Inouye Jillian, Li Dongmei, Davis James, Arakaki Richard
School of Nursing, University of Nevada, Las Vegas, Las Vegas, NV (JI).
Hawaii J Med Public Health. 2015 Nov;74(11):360-8.
Asian Americans and Pacific Islanders are twice as likely to be diagnosed with type 2 diabetes compared to Caucasians. The objective was to determine the effect of cognitive behavioral therapy on quality of life, general health perceptions, depressive symptoms, and glycemia in Asians and Pacific Islanders with type 2 diabetes. The design was a randomized controlled clinical trial comparing cognitive behavioral therapy to diabetes education and support for six weekly sessions. Participants were recruited from two endocrinology practices; 207 were enrolled. The cognitive behavioral therapy group was provided self-management tools which included biofeedback, breathing exercises, and stress relievers, while the diabetes education and support group included diabetes education and group discussions. Assessments of psychosocial and clinical outcomes were obtained before and after sessions and 12 months PostSession. Differences between the two groups were examined using linear mixed-effects models with linear contrasts. The cognitive behavioral therapy group had improved depressive symptom scores from PreSession to EndSession compared to the diabetes education and support group (P < .03), but the improvement did not extend to 12 months PostSession. Similar results were observed with misguided support scores in the Multidimensional Diabetes Questionnaire (P < .03) and susceptibility in health beliefs (P < .01), but no significant differences in HbA1c improvement were found between the two groups. Both interventions improved outcomes from baseline but were not sustained for 1 year.
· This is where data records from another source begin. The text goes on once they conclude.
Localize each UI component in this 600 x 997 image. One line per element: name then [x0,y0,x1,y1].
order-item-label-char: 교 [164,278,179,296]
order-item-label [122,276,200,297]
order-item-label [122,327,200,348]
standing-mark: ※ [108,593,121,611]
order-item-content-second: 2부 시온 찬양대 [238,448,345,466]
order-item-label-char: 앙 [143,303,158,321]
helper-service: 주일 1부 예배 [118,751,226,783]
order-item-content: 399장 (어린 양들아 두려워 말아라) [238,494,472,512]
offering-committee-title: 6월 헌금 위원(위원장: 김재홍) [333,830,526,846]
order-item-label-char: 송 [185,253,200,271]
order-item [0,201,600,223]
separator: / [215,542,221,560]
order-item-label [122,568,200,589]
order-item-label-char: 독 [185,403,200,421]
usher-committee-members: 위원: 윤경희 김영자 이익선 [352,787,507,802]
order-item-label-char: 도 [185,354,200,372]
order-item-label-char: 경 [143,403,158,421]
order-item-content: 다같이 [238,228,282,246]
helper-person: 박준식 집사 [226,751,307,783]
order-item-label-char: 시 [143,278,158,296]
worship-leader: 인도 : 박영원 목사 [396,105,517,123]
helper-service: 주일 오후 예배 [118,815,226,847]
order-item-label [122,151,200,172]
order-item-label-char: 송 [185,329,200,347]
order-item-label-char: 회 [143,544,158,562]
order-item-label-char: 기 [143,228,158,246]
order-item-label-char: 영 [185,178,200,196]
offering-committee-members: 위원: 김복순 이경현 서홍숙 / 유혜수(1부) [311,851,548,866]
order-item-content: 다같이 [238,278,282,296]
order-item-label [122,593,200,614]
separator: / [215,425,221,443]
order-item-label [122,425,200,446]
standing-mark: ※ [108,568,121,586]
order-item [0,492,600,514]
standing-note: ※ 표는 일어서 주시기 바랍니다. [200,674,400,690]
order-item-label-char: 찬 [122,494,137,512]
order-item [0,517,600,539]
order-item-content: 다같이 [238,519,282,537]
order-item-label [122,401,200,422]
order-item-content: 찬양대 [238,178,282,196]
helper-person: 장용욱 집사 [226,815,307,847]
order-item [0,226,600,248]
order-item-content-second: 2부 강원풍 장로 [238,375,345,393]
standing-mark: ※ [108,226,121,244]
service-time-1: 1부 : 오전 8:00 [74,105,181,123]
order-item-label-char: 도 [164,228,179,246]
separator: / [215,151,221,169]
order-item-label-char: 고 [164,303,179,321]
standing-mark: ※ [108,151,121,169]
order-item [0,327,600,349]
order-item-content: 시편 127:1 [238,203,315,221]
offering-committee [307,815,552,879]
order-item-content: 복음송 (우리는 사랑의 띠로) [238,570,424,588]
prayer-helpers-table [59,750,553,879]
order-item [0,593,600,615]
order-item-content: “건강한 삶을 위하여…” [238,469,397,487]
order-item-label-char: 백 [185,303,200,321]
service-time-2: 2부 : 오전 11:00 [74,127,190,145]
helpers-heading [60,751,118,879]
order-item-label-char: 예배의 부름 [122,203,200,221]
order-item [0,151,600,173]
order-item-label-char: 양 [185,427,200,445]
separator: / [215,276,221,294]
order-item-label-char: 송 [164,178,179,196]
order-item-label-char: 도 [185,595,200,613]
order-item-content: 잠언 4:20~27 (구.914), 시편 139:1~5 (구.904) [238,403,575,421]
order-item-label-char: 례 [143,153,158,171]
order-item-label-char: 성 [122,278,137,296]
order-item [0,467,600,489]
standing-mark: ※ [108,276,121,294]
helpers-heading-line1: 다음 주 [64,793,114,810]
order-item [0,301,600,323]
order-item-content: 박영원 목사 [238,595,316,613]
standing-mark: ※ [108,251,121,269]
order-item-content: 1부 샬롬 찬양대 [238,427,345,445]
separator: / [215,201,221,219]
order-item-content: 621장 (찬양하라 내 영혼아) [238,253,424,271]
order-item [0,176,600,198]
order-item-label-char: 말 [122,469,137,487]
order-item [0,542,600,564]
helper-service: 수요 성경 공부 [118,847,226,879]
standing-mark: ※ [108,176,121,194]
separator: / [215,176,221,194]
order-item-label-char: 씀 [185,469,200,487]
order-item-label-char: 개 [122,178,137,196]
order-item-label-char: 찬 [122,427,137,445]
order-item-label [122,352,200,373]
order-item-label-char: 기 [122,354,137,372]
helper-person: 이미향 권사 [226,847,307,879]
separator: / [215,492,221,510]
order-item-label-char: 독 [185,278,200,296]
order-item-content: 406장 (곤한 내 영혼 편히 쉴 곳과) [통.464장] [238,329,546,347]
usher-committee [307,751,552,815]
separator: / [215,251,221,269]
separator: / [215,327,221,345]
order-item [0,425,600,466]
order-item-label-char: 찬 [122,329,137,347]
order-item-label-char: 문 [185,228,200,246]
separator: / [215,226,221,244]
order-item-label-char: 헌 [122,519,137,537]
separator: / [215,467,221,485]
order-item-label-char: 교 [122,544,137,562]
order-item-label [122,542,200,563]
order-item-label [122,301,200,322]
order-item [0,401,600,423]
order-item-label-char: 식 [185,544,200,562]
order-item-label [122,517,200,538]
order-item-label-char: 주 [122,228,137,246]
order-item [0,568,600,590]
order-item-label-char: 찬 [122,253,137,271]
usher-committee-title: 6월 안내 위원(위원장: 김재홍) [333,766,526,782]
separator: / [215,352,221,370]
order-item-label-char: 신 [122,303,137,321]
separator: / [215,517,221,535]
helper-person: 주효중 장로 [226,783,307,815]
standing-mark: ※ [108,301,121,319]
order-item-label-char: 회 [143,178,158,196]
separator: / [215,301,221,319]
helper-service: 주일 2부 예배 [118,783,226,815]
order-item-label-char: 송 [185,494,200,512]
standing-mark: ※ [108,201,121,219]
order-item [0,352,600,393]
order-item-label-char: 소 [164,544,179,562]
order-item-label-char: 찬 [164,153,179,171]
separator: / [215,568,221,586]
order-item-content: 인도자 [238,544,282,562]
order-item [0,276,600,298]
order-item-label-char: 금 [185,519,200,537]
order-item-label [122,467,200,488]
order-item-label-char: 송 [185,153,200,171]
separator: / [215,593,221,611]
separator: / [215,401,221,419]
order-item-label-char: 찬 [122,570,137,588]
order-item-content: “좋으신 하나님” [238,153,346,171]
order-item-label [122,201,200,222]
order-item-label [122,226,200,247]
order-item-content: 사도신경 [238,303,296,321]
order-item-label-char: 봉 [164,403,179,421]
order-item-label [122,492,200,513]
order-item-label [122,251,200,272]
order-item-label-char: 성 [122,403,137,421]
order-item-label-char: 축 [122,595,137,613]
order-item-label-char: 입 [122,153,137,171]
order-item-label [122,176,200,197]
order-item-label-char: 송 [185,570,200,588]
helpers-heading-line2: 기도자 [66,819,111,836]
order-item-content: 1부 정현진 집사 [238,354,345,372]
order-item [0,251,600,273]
与白种人相比,亚裔美国人和太平洋岛民被诊断出患有2型糖尿病的可能性是其两倍。目的是确定认知行为疗法对患有2型糖尿病的亚裔和太平洋岛民的生活质量、总体健康认知、抑郁症状和血糖的影响。该设计是一项随机对照临床试验,将认知行为疗法与糖尿病教育及支持进行比较,为期六周,每周一次。参与者从两家内分泌科招募;共招募了207人。认知行为疗法组提供了自我管理工具,包括生物反馈、呼吸练习和压力缓解方法,而糖尿病教育及支持组包括糖尿病教育和小组讨论。在疗程前后以及疗程结束后12个月对心理社会和临床结果进行评估。使用带有线性对比的线性混合效应模型检查两组之间的差异。与糖尿病教育及支持组相比,认知行为疗法组从疗程开始到疗程结束时抑郁症状评分有所改善(P < 0.03),但这种改善在疗程结束后12个月并未持续。在多维糖尿病问卷中的误导性支持评分(P < 0.03)和健康信念易感性(P < 0.01)方面也观察到了类似结果,但两组之间糖化血红蛋白(HbA1c)改善情况没有显著差异。两种干预措施都使结果从基线有所改善,但未持续1年。